In recent weeks NASCAR has removed the no bump drafting edict they put in place last year in Talladega which caused one of the most boring and unwatchable events in the sport’s history. Look at what has happened with the competition in such a short time. The two finishes at Daytona on Thursday were so close it almost required a photo finish camera to distinguish the winners.
The Budweiser Shootout was headed for just such a finish on Saturday had it not been for a late race crash. NASCAR has even taken steps to rectify that situation. Just before the Duel races the sanctioning body officially announced a change in the green/white/checkered rule saying they will now make three attempts at a finish if necessary with the goal of having the leader take the white flag.
This is not to say that the Daytona 500 will not be a wreck filled affair, but drivers have proven that the racing can be exciting without such happenings. And more importantly, the races can be run without NASCAR over legislating in an attempt to keep tight fisted control.

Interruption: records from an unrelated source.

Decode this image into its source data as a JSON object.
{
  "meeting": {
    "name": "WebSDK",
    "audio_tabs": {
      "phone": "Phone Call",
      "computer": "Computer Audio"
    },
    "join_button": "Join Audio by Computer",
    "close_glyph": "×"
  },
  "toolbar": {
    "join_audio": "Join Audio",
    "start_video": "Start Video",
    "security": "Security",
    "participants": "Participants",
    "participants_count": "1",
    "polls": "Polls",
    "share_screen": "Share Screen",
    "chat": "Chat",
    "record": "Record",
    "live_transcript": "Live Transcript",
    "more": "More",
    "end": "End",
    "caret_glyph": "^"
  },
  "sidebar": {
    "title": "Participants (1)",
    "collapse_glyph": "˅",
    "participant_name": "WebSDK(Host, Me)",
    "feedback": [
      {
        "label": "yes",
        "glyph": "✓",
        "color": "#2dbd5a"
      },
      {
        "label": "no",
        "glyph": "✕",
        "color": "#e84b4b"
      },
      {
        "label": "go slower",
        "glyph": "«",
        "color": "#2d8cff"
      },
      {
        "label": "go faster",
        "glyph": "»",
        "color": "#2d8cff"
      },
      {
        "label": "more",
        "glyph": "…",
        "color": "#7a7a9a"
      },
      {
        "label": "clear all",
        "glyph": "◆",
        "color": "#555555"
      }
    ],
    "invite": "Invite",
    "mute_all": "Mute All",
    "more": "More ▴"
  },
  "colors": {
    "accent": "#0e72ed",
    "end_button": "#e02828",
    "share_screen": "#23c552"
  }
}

The officials have decided to let the players decide the outcome of the game just like officials are so often asked to do in other sports.
Now don’t mistake my sudden giddiness with NASCAR to mean that I am completely won over. This is only the beginning of making the racing so much better than it has been in recent years. The rule changes that have occurred so far will only affect restrictor plate tracks. The racing on other tracks could also be made much better if the officials would get out of the way and allow the teams to do their jobs.
NASCAR still needs to get out of the parts distribution and mandating business. Let the crew chiefs and engineers decide what shocks and springs to run, what tire pressures would be best, what gear ratio would allow for the best performance and what camber angles to use. Doing these things would improve competition because it would create more passing and less single file running as cars would each handle differently.
Also, the Car of Tomorrow needs to show brand distinction. This would cause each make to have different aerodynamic characteristics and thus create the type of differences to make for better racing.
With all that said, however, NASCAR is taking small steps in the right direction. Hopefully as they see the results of the small changes made so far they will be encouraged to do more.
Richard Allen is a member of the National Motorsports Press Association. His weekly columns appear in The Mountain Press and The Knoxville Journal.